Autoimmune disease is exactly what it sounds like—the body mistakenly fighting itself. This attack may take the form of type 1 diabetes, celiac disease, rheumatoid arthritis, inflammatory bowel disease, or lupus, among others. But what begins as a local problem often eventually goes global.
"Once your body's tolerance for its own tissues is lost, the chain reaction is like a runaway train," co-author Michael Carroll of Boston Children's Hospital and Harvard Medical School said in a statement.
The disease tricks the body into expanding its attack. In a process called epitope spreading, autoantibodies target more and more tissues and organ systems over time, causing new symptoms like joint pain, kidney damage, and severe skin rashes.
To find out how it happens, Carroll and his colleagues zoomed way, way in to examine the progression of lupus in the tissues of lab mice.
"Lupus is known as 'the great imitator' because the disease can have so many different clinical presentations resembling other common conditions," first author Søren Degn, of Boston Children's Hospital and Aarhus University, said in the statement.
"It's a multiorgan disease with a plethora of potential antigenic targets, tissues affected and 'immune players' involved.
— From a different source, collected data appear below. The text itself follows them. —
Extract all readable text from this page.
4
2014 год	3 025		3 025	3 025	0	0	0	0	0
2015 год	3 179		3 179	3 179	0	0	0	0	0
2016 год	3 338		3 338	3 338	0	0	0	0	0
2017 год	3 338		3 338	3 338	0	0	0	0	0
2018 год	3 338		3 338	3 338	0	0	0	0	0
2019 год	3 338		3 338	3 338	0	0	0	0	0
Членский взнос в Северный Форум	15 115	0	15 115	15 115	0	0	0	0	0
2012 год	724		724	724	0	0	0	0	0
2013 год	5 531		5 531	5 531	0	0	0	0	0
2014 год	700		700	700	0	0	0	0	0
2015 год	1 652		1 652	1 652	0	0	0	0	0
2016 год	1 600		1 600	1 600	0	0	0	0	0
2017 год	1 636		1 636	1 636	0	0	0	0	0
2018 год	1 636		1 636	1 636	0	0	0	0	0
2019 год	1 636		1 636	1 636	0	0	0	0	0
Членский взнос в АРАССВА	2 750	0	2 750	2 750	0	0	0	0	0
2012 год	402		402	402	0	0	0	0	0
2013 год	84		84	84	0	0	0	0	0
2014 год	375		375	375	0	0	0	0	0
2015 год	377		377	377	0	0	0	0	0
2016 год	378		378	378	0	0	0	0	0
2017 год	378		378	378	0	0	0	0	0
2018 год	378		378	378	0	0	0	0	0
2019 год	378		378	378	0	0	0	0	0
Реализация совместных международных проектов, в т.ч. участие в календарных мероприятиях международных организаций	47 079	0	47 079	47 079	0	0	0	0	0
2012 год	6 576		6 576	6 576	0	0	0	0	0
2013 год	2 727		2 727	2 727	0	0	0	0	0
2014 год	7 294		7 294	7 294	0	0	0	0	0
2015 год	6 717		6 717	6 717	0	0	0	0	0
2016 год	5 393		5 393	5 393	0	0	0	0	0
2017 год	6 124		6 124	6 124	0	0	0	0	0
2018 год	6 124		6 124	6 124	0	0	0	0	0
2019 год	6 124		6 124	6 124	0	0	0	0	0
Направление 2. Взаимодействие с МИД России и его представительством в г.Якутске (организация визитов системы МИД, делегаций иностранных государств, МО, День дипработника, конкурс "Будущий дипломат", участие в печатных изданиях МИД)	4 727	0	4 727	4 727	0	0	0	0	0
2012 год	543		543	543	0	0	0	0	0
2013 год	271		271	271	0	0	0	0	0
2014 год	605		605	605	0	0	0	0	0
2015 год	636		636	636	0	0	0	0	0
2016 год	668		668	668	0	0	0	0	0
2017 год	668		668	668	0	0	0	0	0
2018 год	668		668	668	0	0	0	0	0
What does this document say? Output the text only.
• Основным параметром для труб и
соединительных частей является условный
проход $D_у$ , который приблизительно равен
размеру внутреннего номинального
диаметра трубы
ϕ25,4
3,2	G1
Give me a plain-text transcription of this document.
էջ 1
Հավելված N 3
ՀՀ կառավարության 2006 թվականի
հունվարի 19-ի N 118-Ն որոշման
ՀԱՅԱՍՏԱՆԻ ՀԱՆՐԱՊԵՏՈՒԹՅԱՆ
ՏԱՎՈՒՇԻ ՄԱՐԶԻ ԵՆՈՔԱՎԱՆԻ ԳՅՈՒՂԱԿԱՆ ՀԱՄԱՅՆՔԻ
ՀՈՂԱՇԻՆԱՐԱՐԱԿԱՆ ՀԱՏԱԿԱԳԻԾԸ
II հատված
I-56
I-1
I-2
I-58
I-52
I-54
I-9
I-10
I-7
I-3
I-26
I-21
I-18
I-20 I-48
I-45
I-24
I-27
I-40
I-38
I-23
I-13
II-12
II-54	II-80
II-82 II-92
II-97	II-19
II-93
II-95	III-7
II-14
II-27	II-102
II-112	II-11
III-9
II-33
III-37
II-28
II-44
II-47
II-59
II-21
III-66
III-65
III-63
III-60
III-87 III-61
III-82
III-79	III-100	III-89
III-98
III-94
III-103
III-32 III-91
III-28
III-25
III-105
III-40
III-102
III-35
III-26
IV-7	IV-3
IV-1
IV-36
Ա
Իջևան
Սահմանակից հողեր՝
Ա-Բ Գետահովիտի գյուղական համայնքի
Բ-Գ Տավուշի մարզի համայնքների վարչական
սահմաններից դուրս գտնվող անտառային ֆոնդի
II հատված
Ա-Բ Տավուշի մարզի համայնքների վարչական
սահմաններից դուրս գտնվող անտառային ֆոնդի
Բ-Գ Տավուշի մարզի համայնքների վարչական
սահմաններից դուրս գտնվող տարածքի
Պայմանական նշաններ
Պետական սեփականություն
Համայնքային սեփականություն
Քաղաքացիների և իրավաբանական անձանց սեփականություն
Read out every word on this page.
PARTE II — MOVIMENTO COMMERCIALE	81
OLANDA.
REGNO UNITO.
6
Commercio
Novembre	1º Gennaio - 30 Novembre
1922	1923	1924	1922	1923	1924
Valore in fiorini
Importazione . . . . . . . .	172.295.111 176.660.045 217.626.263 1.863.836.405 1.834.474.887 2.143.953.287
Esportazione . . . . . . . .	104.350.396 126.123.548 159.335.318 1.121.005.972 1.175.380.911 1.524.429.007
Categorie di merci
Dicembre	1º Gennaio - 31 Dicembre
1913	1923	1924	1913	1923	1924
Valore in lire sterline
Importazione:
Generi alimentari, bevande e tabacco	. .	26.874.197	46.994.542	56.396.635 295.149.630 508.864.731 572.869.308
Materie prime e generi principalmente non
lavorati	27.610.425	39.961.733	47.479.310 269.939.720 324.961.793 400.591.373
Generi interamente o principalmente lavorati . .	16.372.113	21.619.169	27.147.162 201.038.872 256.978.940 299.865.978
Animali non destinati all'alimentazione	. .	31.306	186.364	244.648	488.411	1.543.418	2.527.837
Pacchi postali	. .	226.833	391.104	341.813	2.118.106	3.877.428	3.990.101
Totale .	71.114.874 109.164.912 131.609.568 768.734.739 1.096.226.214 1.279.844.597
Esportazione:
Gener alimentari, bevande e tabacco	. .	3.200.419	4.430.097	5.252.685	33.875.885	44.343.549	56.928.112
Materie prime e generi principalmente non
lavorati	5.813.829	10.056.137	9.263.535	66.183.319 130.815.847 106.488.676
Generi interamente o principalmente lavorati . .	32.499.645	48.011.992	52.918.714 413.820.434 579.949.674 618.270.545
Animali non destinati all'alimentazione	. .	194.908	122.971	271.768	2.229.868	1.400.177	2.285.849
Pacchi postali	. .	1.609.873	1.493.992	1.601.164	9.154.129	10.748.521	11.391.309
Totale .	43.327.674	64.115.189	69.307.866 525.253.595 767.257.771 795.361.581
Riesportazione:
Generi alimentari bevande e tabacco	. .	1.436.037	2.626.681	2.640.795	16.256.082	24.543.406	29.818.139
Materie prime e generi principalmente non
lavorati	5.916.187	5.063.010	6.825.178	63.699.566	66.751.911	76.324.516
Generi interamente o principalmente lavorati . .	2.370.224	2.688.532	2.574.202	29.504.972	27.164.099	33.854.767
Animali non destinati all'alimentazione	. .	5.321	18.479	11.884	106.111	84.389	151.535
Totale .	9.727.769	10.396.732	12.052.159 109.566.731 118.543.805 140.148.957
Lupus is considered a prototypic autoimmune disease, which is why it's so interesting to study."
The researchers used what's called a confetti technique, marking different types of diseased B cells with different colors, then watching the colored dots multiply, scatter, and spread.
The confetti images revealed a microscopic soap opera, as the different colors struggled for dominance and power. As time went on, the makeup of the confetti shifted. One color, or cell type, had won.
Those toxic cells then began converting their neighbors.
"Over time, the B cells that initially produce the 'winning' autoantibodies begin to recruit other B cells to produce additional damaging autoantibodies—just as ripples spread out when a single pebble is dropped into water," Degn said.
The researchers were surprised but excited by their results, which they believe could someday lead to new types of treatment.
"Blocking germinal centers in the midst of an autoimmune response could potentially block the epitope-spreading process," Carroll said. "If you could stop the adaptive immune system for a transient amount of time, it might allow the body to reset its immune responses and shut off the autoreactivity."